Report 1 きっかけは来客から
「やられたわ……。」
ルージュ・ピジョンは、悔しそうに歯噛みする。
アスカ3rdとの勝負にへまをしたのだ。
そして、現在屋根の上を逃走中。
「待てぇっ!!ルージュっ!!」
アスカ3rdの叫びが響く。
もう、すぐそこまで、彼が迫っている。
急いで逃げなくては-----。
ルージュは、所定の位置まで来ると一気に跳躍する。
そして、あらかじめ張っていたテグスの上に乗る。
ビルとビルの間に張っておいたものだ。
これで、アスカ3rdにはまるでルージュが宙に浮いているように見えるはず。
「そーはいくかっ!!」
アスカ3rdは、そう叫ぶとルージュの後を追って一気に跳躍した。
ルージュと同様に足に手応えを感じるアスカ3rd。だが、そこまでだった。
「お?よ?とっ!はっ!」
バランスを取るのに必死で足が前に進まない。
そんな彼の様子を見たルージュは、少し意地悪な笑みを浮かべて体を上下に揺らす。
つまり。
「あ、こら、ルージュっ!揺らすなっ!!お……」
ずるっ!!!!!
アスカ3rdにとっては破滅の音が。
ルージュにとっては無事逃げおおせる歓喜の音が。
響いた。
「どわああああぁぁぁぁぁぁぁぁ!!!!!!」
悲鳴と共に、ものすごい落下音。
どっす〜〜〜ん!!
その音がした瞬間に思わず目をつむってしまうルージュ。
ルージュは、恐る恐るその目を開き下を覗き込む。
そして。
路地に積まれているダンボールの中に落ちている、とりあえず無事なアスカ3rdの姿を見て、ほっとその胸
をなで下ろす。
「いてててて……。」
顔をしかめながら、その体を起こすアスカ3rd。
「大丈夫〜〜〜?」
テグスの上から声をかけるルージュに、アスカ3rdの怒声が響く。
「ば、ばっかやろー!!!死んだらど〜すんだっ!!!!」
そんな彼にルージュは冗談交じりの口調で言う。
「あ、そ〜よね。そ〜なったら、仕事に邪魔なへぼ探偵が一人へってちょ〜〜どいいわ。」
「こっ……こいつ………!!」
怒りの表情を見せるアスカ3rdにルージュはさらに言う。
「いいじゃない。あなたは見事にあたしから目的のものを守り通せたんだから。じゃあねっ!!」
テグスの上を走り、夜の闇の中に消え行くルージュをなす術も無く見送りながらアスカ3rdは叫んでいた。

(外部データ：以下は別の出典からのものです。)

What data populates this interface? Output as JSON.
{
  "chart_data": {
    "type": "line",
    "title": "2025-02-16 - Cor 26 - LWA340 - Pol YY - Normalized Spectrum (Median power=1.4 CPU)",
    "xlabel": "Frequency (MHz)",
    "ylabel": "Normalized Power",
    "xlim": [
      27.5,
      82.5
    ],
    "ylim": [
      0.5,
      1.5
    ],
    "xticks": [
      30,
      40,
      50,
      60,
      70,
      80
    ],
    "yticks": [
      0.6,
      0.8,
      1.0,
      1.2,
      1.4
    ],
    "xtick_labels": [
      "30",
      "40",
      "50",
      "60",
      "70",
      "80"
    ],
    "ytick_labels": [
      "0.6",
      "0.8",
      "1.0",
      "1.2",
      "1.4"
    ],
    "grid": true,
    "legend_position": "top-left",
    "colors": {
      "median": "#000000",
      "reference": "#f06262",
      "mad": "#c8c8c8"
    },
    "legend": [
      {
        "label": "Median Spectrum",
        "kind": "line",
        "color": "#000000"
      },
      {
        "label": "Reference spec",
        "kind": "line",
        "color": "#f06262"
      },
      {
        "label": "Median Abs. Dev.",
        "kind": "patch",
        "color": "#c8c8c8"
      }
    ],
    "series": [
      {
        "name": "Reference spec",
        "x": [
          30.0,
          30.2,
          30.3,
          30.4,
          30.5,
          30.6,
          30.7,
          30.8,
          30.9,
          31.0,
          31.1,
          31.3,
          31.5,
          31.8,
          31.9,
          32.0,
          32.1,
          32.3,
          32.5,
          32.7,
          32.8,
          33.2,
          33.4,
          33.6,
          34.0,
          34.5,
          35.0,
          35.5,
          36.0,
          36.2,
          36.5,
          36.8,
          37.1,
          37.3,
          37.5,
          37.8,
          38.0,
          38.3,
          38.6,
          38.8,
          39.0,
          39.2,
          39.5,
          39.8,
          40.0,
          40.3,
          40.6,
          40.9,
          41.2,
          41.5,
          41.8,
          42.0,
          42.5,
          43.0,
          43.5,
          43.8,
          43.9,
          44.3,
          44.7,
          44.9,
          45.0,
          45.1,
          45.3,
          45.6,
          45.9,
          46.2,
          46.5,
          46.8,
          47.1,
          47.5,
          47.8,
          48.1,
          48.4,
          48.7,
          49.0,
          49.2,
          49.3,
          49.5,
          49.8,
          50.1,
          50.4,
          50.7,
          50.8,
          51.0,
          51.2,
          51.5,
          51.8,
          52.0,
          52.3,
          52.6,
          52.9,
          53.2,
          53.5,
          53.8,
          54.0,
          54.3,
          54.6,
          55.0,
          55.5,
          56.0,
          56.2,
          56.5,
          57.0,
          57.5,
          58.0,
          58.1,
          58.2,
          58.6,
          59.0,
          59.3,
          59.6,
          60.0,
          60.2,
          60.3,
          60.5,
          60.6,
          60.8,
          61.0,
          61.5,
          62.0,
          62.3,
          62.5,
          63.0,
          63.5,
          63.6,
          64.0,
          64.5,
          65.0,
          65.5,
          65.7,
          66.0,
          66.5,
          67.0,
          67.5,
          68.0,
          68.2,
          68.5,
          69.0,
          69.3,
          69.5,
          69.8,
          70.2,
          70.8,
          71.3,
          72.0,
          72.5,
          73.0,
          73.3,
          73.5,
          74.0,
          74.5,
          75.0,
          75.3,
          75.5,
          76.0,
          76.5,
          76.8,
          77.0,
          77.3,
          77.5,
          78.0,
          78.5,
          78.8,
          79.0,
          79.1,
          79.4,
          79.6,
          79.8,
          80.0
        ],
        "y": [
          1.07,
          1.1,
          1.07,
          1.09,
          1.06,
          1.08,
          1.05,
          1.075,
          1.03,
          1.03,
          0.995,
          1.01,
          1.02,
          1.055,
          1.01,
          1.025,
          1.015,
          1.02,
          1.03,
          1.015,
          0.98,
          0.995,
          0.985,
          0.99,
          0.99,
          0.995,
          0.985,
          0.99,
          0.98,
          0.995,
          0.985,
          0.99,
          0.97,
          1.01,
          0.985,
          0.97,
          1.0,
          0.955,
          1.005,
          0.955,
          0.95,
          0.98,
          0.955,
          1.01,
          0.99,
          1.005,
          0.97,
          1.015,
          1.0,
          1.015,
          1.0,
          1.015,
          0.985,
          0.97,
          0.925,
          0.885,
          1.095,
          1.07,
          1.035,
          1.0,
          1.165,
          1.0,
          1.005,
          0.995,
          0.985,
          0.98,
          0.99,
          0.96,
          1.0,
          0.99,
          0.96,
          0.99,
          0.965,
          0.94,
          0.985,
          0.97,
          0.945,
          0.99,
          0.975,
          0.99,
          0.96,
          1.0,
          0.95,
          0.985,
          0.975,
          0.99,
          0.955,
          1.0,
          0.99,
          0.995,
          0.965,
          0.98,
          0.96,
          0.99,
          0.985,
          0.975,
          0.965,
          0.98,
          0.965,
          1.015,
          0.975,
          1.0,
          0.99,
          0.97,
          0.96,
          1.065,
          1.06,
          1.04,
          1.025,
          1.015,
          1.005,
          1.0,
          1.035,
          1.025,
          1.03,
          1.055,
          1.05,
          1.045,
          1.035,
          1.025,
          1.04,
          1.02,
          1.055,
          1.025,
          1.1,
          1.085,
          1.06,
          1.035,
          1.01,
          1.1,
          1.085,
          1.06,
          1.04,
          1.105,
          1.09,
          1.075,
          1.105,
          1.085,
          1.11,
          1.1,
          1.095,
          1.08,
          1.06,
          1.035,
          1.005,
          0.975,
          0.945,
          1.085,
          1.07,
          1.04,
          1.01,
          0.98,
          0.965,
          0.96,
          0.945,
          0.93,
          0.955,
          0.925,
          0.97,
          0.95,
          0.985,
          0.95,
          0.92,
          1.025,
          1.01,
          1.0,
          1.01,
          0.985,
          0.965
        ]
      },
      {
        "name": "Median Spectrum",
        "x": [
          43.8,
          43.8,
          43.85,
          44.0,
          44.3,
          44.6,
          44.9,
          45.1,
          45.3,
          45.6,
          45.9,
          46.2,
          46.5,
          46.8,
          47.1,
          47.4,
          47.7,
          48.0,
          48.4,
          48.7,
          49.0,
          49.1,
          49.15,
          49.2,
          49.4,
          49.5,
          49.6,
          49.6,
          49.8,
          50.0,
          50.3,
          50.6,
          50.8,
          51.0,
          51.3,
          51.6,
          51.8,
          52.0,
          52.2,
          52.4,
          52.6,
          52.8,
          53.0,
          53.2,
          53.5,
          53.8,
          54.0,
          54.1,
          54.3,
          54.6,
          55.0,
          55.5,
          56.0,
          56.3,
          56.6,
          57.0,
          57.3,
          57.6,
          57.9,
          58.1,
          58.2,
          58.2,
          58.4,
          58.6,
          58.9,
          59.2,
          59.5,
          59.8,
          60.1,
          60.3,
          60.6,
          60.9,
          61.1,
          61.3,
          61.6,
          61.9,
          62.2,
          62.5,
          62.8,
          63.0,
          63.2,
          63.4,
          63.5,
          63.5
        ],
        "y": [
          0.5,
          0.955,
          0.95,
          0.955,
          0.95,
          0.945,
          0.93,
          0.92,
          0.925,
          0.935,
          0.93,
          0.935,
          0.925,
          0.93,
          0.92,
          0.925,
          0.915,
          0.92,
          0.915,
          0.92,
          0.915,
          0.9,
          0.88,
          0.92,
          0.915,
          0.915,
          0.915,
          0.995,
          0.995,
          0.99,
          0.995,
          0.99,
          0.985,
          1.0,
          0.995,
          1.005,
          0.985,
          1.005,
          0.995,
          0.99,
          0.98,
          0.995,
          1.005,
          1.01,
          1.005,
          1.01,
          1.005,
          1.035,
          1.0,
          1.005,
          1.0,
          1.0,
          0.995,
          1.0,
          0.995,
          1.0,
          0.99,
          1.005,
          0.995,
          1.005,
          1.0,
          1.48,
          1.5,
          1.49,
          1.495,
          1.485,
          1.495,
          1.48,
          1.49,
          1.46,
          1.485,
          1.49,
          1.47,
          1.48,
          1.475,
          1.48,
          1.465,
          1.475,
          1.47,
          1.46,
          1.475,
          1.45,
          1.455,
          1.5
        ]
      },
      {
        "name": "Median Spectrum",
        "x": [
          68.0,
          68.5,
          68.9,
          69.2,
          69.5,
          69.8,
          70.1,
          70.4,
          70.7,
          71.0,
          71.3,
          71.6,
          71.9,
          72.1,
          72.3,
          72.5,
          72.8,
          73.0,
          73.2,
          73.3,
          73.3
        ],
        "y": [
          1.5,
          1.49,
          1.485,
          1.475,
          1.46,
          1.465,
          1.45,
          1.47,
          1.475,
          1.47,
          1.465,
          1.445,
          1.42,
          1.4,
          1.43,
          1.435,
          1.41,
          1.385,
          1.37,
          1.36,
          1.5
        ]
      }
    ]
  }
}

「こんのやろ〜〜〜!!ルージュ・ピジョン!!絶対俺が捕まえてやる!!憶えてろぉ〜〜〜〜〜〜!!!!!」
翌日。
アスカ3rdこと飛鳥雅貴は、学校から帰って自宅のドアを開ける。
「ただいま〜〜。」
「あ、雅貴、お帰り。」
高校から帰って来た雅貴を出迎えたのは、彼の母親の芽美と妹の恋美である。
「お帰りなさい、お兄ちゃん。」
恋美がにっこりと笑う。
雅貴もそれにつられて笑う。
いつもの光景だ。だが、妹が続けた言葉がいつもの通りではなかった。
「お客さんが来てるわよ。」
その言葉に訝った表情を見せる雅貴。
「お客さん?」
「うん。佐渡のおじさんと……。」
恋美がそう言いかけた瞬間。
玄関から応接室を兼ねた居間のドアが開き、一人の碧眼金髪のどう見たって外国人な人が恋美と芽美を押し
のけるように雅貴の前に現れる。身長は190センチほどで、雅貴はちょうど彼を見上げるような形になる。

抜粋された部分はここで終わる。